L'orage qui venait de s'abattre sur La Havane laissait présager le pir: il serait impossible de rouler sur un skateboard dans les rues détrempées de la capitale cubaine sans endommager les planches. Puis le ciel s'est dégagé, la pluie a cessé et la ville a revêtu sa plus belle lumière.

Nous avions rendez-vous avec un planchiste bien connu de La Havane, Yojany Pérez. «C'est le meilleur», dit son ami Hector Jorge Aguila, une allégation que réfute vigoureusement le principal intéressé. «Nous avons tous notre propre style, il n'y a pas de meilleur.»

À défaut de s'avouer le meilleur planchiste de la capitale cubaine, il est certainement l'un de ceux qui contribuent à l'essor du sport à La Havane. Car faire du skateboard à Cuba est une profession de foi. Impossible pour les planchistes de trouver l'équipement nécessaire, les seules planches vendues dans les magasins proviennent de Chine et ne résistent jamais très longtemps aux multiples chocs qu'elles encaissent.

Seulement à La Havane, il y aurait pourtant une centaine de planchistes. Il y a un peu du Québec là-dedans, puisque c'est par l'entremise de Betty Esperanza, une Montréalaise qui a créé l'organisme Skateboards for Hope, qu'une partie de l'équipement se rend dans la capitale. C'est aussi Betty - une planchiste de longue date - qui a donné son premier skateboard à Yojany, il y a une quinzaine d'années, alors qu'il n'était qu'un jeune garçon. Un hasard qui a fait du chemin.

«J'ai laissé le skateboard là, je n'ai jamais pensé que ça irait jusque-là. Ce n'était pas planifié, c'était un cadeau du coeur.»

Betty Esperanza estime qu'en une dizaine d'années, son organisme a envoyé environ 300 planches à Cuba. «Je ne fais pas d'inventaire, ça ne sert à rien. Tout le monde fait ça, envoyer des choses à Cuba...»

Chaque fois qu'elle en a l'occasion, Betty Esperanza envoie du matériel dans l'île, ou l'apporte elle-même. «Les nouvelles planches sont distribuées aux meilleurs skateurs, et eux donnent leurs planches usées à des plus jeunes qui commencent. C'est une forme de recyclage qu'on a établi.»

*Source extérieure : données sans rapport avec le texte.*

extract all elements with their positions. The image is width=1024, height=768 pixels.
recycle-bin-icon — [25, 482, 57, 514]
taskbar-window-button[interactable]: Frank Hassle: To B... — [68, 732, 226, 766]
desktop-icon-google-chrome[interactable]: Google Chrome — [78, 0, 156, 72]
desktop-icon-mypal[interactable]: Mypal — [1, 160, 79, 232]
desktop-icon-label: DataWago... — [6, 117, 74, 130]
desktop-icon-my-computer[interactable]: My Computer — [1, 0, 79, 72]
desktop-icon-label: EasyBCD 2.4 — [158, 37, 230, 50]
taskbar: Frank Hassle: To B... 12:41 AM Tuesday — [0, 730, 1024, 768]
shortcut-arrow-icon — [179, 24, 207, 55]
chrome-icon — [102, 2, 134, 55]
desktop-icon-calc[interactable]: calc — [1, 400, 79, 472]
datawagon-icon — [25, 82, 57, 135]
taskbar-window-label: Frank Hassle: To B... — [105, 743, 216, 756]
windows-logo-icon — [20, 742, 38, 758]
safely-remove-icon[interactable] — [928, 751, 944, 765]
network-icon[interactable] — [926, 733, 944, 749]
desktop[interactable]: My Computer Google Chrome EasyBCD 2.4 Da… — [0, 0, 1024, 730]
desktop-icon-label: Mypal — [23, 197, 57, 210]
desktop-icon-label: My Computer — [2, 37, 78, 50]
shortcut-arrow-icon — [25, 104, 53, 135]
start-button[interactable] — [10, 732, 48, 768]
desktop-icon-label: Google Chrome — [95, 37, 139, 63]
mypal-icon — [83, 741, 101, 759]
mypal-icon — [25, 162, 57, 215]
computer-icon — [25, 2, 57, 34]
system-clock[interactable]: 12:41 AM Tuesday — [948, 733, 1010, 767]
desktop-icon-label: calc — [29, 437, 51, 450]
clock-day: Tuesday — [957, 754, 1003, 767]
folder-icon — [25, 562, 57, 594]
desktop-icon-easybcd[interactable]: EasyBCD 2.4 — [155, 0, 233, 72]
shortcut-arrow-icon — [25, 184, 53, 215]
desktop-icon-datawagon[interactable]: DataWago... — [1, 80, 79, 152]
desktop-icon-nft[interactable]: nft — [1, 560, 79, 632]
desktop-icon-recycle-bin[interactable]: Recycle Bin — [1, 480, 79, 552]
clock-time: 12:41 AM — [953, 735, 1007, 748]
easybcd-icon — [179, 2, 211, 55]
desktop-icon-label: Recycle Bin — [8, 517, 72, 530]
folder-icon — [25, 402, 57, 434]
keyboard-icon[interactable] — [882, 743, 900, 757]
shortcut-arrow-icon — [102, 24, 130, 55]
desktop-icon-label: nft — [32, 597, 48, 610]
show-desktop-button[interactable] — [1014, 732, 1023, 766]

Dans les rues de La Havane, Yojany Pérez fait de la formation continue. En route vers un parc, des jeunes l'interpellent, veulent monter sur sa planche. Il se prête au jeu avec grâce, enseigne à deux garçons la technique pour qu'ils réussissent leur premier ollie. Qu'importe si l'un d'entre eux est chaussé de gougounes...

Le gouvernement cubain tolère la pratique du skateboard. Un parc a même été construit à La Havane par les autorités cubaines, mais au dire d'Hector Jorge Aguila, qui en rigole encore, il était tout sauf adapté aux besoins des planchistes. Ceux-ci ont donc entrepris la construction de leur propre parc dans un boisé et délaissé le parc «officiel».

La capitale cubaine est un formidable lieu d'exploration pour ceux qui le font sur quatre roues. Avec ses surfaces polies, le Paseo del Prado figure au nombre des lieux de rendez-vous des planchistes («Mais pas ce soir, Raúl Castro est en ville»), tout comme le parc Antonio Maceo, où une dizaine d'entre eux s'exercent sous le regard mi-curieux, mi-blasé d'un policier. Les planchistes s'exécutent aussi sous l'oeil bienveillant des garçons de 11 ans qui les ont suivis jusqu'au parc et les regardent, admiratifs. La relève cubaine semble assurée.